L’ASTENSIONISMO INVOLONTARIO DEI FUORISEDE
Ad oggi il sistema legislativo italiano prevede la possibilità di votare a distanza solo se si è residenti all’estero. Studenti e lavoratori che vivono in Italia, ma in un comune diverso dalla propria residenza, sono invece obbligati a tornare nel comune di residenza. Diversi sono gli ostacoli che possono frapporsi tra i fuorisede che si spostano nei confini nazionali e il loro diritto al voto. Basti pensare alle fatiche di carattere logistico ed economico, o anche agli impegni lavorativi o studenteschi, che non sempre rendono possibile il ritorno a casa.
Un rapporto dell’aprile 2022, redatto da una commissione istituita dal ministro per i Rapporti con il Parlamento, Federico D’Incà, rivela che sono circa 5 milioni gli elettori che vivono in una regione diversa da quella di residenza. “Non si tratta solo di fuorisede per motivi di studio – spiega Leonardo Santoro, del Comitato “Voto Dove Vivo” – ci sono i fuorisede per motivi di studio, che sono circa 3 milioni, poi ci sono anche i lavoratori fuorisede, c’è anche chi va a curarsi fuori dalla propria regione e quindi non può votare”.
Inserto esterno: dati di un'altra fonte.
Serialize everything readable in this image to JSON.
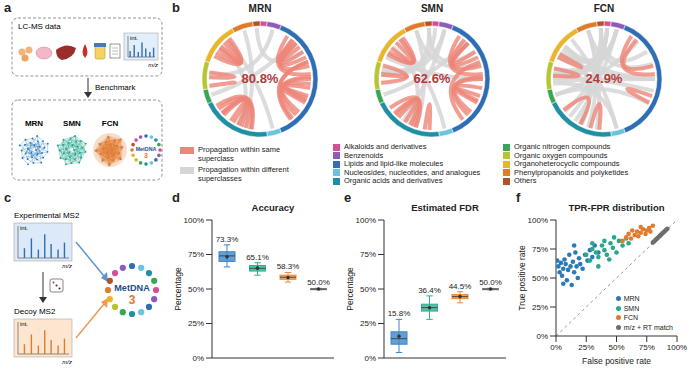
{
  "figure": {
    "a": {
      "label": "a",
      "box_title": "LC-MS data",
      "spectrum": {
        "y": "int.",
        "x": "m/z"
      },
      "arrow_label": "Benchmark",
      "networks": [
        "MRN",
        "SMN",
        "FCN"
      ],
      "network_colors": [
        "#2a7ab8",
        "#27a88a",
        "#e07b31"
      ],
      "logo": [
        "MetDNA",
        "3"
      ]
    },
    "b": {
      "label": "b",
      "diagrams": [
        {
          "title": "MRN",
          "same_superclass": 80.8,
          "value_label": "80.8%"
        },
        {
          "title": "SMN",
          "same_superclass": 62.6,
          "value_label": "62.6%"
        },
        {
          "title": "FCN",
          "same_superclass": 24.9,
          "value_label": "24.9%"
        }
      ],
      "propagation_legend": [
        {
          "name": "Propagation within same superclass",
          "color": "#ee8577"
        },
        {
          "name": "Propagation within different superclasses",
          "color": "#d6d6d6"
        }
      ],
      "superclasses": [
        {
          "name": "Alkaloids and derivatives",
          "color": "#d64f96",
          "share": 2
        },
        {
          "name": "Benzenoids",
          "color": "#8e5cb8",
          "share": 4
        },
        {
          "name": "Lipids and lipid-like molecules",
          "color": "#2f6db5",
          "share": 38
        },
        {
          "name": "Nucleosides, nucleotides, and analogues",
          "color": "#6cc3e0",
          "share": 4
        },
        {
          "name": "Organic acids and derivatives",
          "color": "#1f8fa3",
          "share": 20
        },
        {
          "name": "Organic nitrogen compounds",
          "color": "#3aa655",
          "share": 4
        },
        {
          "name": "Organic oxygen compounds",
          "color": "#b7c534",
          "share": 8
        },
        {
          "name": "Organoheterocyclic compounds",
          "color": "#e9b52c",
          "share": 12
        },
        {
          "name": "Phenylpropanoids and polyketides",
          "color": "#e07b2a",
          "share": 6
        },
        {
          "name": "Others",
          "color": "#b0522a",
          "share": 2
        }
      ]
    },
    "c": {
      "label": "c",
      "experimental": "Experimental MS2",
      "decoy": "Decoy MS2",
      "spectrum": {
        "y": "int.",
        "x": "m/z"
      },
      "logo": [
        "MetDNA",
        "3"
      ]
    }
  },
  "chart_data": [
    {
      "type": "box",
      "panel_label": "d",
      "title": "Accuracy",
      "ylabel": "Percentage",
      "categories": [
        null,
        null,
        null,
        null
      ],
      "values": [
        73.3,
        65.1,
        58.3,
        50.0
      ],
      "value_labels": [
        "73.3%",
        "65.1%",
        "58.3%",
        "50.0%"
      ],
      "box": [
        {
          "min": 66,
          "q1": 70,
          "median": 74,
          "q3": 77,
          "max": 82
        },
        {
          "min": 60,
          "q1": 63,
          "median": 65,
          "q3": 67,
          "max": 69
        },
        {
          "min": 55,
          "q1": 57,
          "median": 58.5,
          "q3": 60,
          "max": 62
        },
        {
          "min": 49.5,
          "q1": 49.8,
          "median": 50,
          "q3": 50.2,
          "max": 50.5
        }
      ],
      "colors": [
        "#3b87c8",
        "#2fae8e",
        "#e68a3c",
        "#8c8c8c"
      ],
      "ylim": [
        0,
        100
      ],
      "yticks": [
        {
          "value": 0,
          "label": "0%"
        },
        {
          "value": 25,
          "label": "25%"
        },
        {
          "value": 50,
          "label": "50%"
        },
        {
          "value": 75,
          "label": "75%"
        },
        {
          "value": 100,
          "label": "100%"
        }
      ],
      "data_labels": true,
      "tick_labels": "y",
      "grid": false
    },
    {
      "type": "box",
      "panel_label": "e",
      "title": "Estimated FDR",
      "ylabel": "Percentage",
      "categories": [
        null,
        null,
        null,
        null
      ],
      "values": [
        15.8,
        36.4,
        44.5,
        50.0
      ],
      "value_labels": [
        "15.8%",
        "36.4%",
        "44.5%",
        "50.0%"
      ],
      "box": [
        {
          "min": 4,
          "q1": 10,
          "median": 14,
          "q3": 19,
          "max": 28
        },
        {
          "min": 28,
          "q1": 34,
          "median": 36.5,
          "q3": 39,
          "max": 45
        },
        {
          "min": 40,
          "q1": 43,
          "median": 44.5,
          "q3": 46,
          "max": 48
        },
        {
          "min": 49.5,
          "q1": 49.8,
          "median": 50,
          "q3": 50.2,
          "max": 50.5
        }
      ],
      "colors": [
        "#3b87c8",
        "#2fae8e",
        "#e68a3c",
        "#8c8c8c"
      ],
      "ylim": [
        0,
        100
      ],
      "yticks": [
        {
          "value": 0,
          "label": "0%"
        },
        {
          "value": 25,
          "label": "25%"
        },
        {
          "value": 50,
          "label": "50%"
        },
        {
          "value": 75,
          "label": "75%"
        },
        {
          "value": 100,
          "label": "100%"
        }
      ],
      "data_labels": true,
      "tick_labels": "y",
      "grid": false
    },
    {
      "type": "scatter",
      "panel_label": "f",
      "title": "TPR-FPR distribution",
      "xlabel": "False positive rate",
      "ylabel": "True positive rate",
      "xlim": [
        0,
        100
      ],
      "ylim": [
        0,
        100
      ],
      "xticks": [
        {
          "value": 0,
          "label": "0%"
        },
        {
          "value": 25,
          "label": "25%"
        },
        {
          "value": 50,
          "label": "50%"
        },
        {
          "value": 75,
          "label": "75%"
        },
        {
          "value": 100,
          "label": "100%"
        }
      ],
      "yticks": [
        {
          "value": 0,
          "label": "0%"
        },
        {
          "value": 25,
          "label": "25%"
        },
        {
          "value": 50,
          "label": "50%"
        },
        {
          "value": 75,
          "label": "75%"
        },
        {
          "value": 100,
          "label": "100%"
        }
      ],
      "legend": "lower right",
      "grid": false,
      "series": [
        {
          "name": "MRN",
          "color": "#2a7ab8",
          "marker": "circle",
          "x": [
            1,
            2,
            3,
            4,
            5,
            6,
            6,
            7,
            8,
            9,
            10,
            11,
            12,
            13,
            14,
            15,
            15,
            16,
            17,
            18,
            19,
            20,
            22,
            24,
            26,
            28,
            30,
            32,
            35
          ],
          "values": [
            65,
            60,
            55,
            63,
            52,
            45,
            58,
            66,
            62,
            48,
            57,
            70,
            60,
            44,
            64,
            55,
            78,
            72,
            60,
            50,
            67,
            62,
            58,
            70,
            65,
            74,
            68,
            78,
            72
          ]
        },
        {
          "name": "SMN",
          "color": "#27a88a",
          "marker": "circle",
          "x": [
            25,
            28,
            30,
            30,
            33,
            35,
            35,
            38,
            40,
            40,
            42,
            44,
            45,
            47,
            48,
            50,
            52,
            55,
            58,
            60
          ],
          "values": [
            70,
            65,
            75,
            80,
            72,
            68,
            60,
            78,
            74,
            82,
            70,
            66,
            80,
            76,
            85,
            72,
            82,
            78,
            84,
            80
          ]
        },
        {
          "name": "FCN",
          "color": "#e07b31",
          "marker": "circle",
          "x": [
            55,
            58,
            60,
            62,
            63,
            65,
            67,
            68,
            70,
            70,
            72,
            74,
            75,
            77,
            78,
            80
          ],
          "values": [
            82,
            85,
            88,
            84,
            91,
            87,
            90,
            86,
            89,
            94,
            92,
            88,
            91,
            93,
            90,
            95
          ]
        },
        {
          "name": "m/z + RT match",
          "color": "#6e6e6e",
          "marker": "circle",
          "x": [
            80,
            81,
            82,
            83,
            84,
            85,
            86,
            87,
            88,
            89,
            90,
            91,
            92
          ],
          "values": [
            80.5,
            81.5,
            82.5,
            83.5,
            84.5,
            85.5,
            86.5,
            87.5,
            88.5,
            89.5,
            90.5,
            91.5,
            92.5
          ]
        }
      ]
    }
  ]
}
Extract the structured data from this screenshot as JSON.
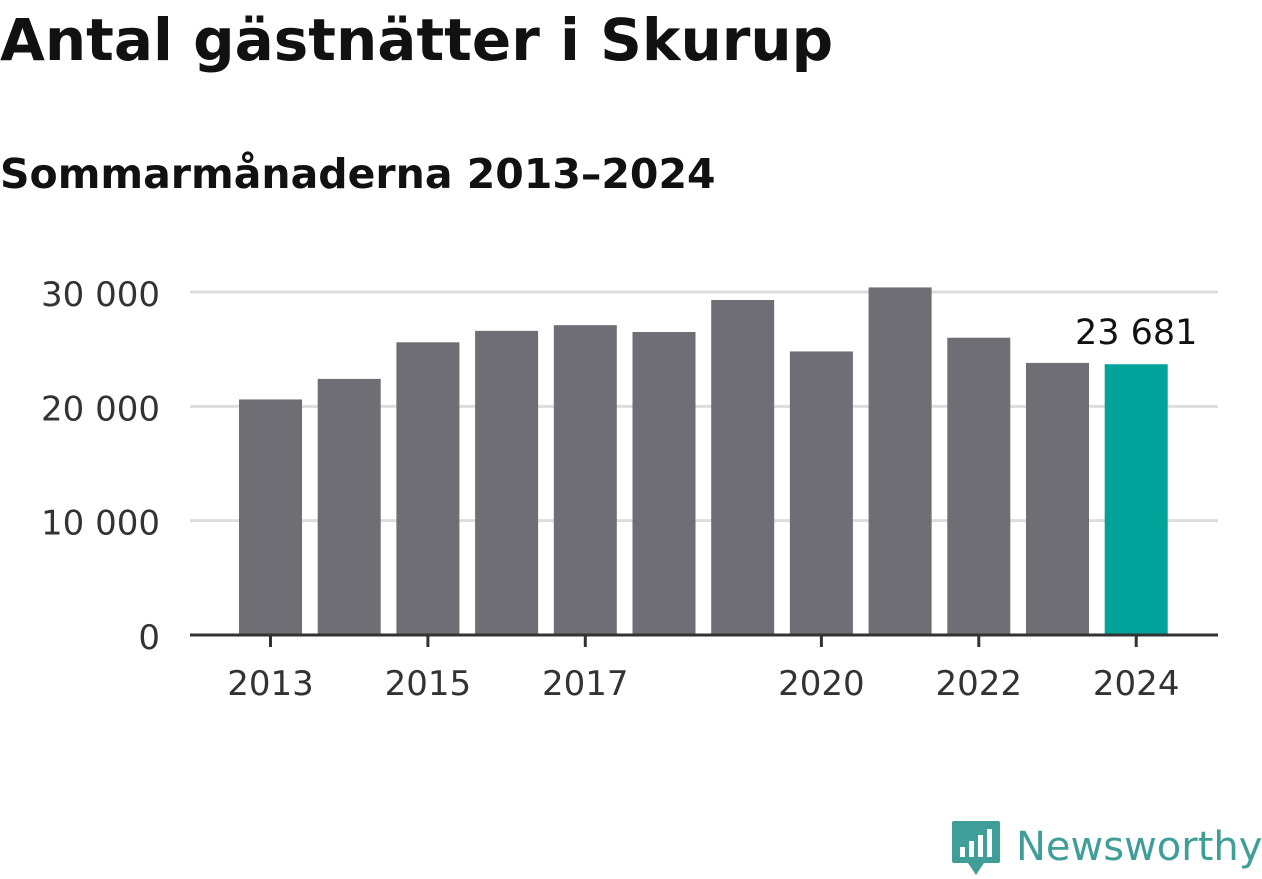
{
  "title": "Antal gästnätter i Skurup",
  "subtitle": "Sommarmånaderna 2013–2024",
  "brand": {
    "name": "Newsworthy",
    "logo_icon": "newsworthy-logo-icon",
    "color": "#3f9e98"
  },
  "colors": {
    "bar": "#6f6e74",
    "highlight": "#00a39a",
    "grid": "#dddddd",
    "axis": "#333333",
    "text": "#333333"
  },
  "chart_data": {
    "type": "bar",
    "categories": [
      "2013",
      "2014",
      "2015",
      "2016",
      "2017",
      "2018",
      "2019",
      "2020",
      "2021",
      "2022",
      "2023",
      "2024"
    ],
    "values": [
      20600,
      22400,
      25600,
      26600,
      27100,
      26500,
      29300,
      24800,
      30400,
      26000,
      23800,
      23681
    ],
    "highlight_index": 11,
    "highlight_label": "23 681",
    "x_tick_labels": [
      "2013",
      "",
      "2015",
      "",
      "2017",
      "",
      "",
      "2020",
      "",
      "2022",
      "",
      "2024"
    ],
    "y_ticks": [
      0,
      10000,
      20000,
      30000
    ],
    "y_tick_labels": [
      "0",
      "10 000",
      "20 000",
      "30 000"
    ],
    "ylim": [
      0,
      30000
    ],
    "grid": true,
    "xlabel": "",
    "ylabel": ""
  }
}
LE PROPOSTE DI LEGGE NAUFRAGATE
La problematica non è nuova al nostro Paese, ed è già approdata in Parlamento, seppur con scarsi risultati. La proposta di legge più datata sul tema, supportata dal Comitato Civico “Voto Dove Vivo”, risale al marzo 2019 e ha come prima firmataria la deputata del Partito Democratico Marianna Madia. “La proposta nasce nel II Municipio di Roma, nei giovani democratici – racconta ancora Santoro – Marianna Madia 5 anni fa era candidata lì, e si impegnò a portare in Parlamento una proposta di legge per far votare i fuorisede. In II Municipio c’è la Luiss, La Sapienza e altre università, quindi il tema è sentito abbastanza forte”.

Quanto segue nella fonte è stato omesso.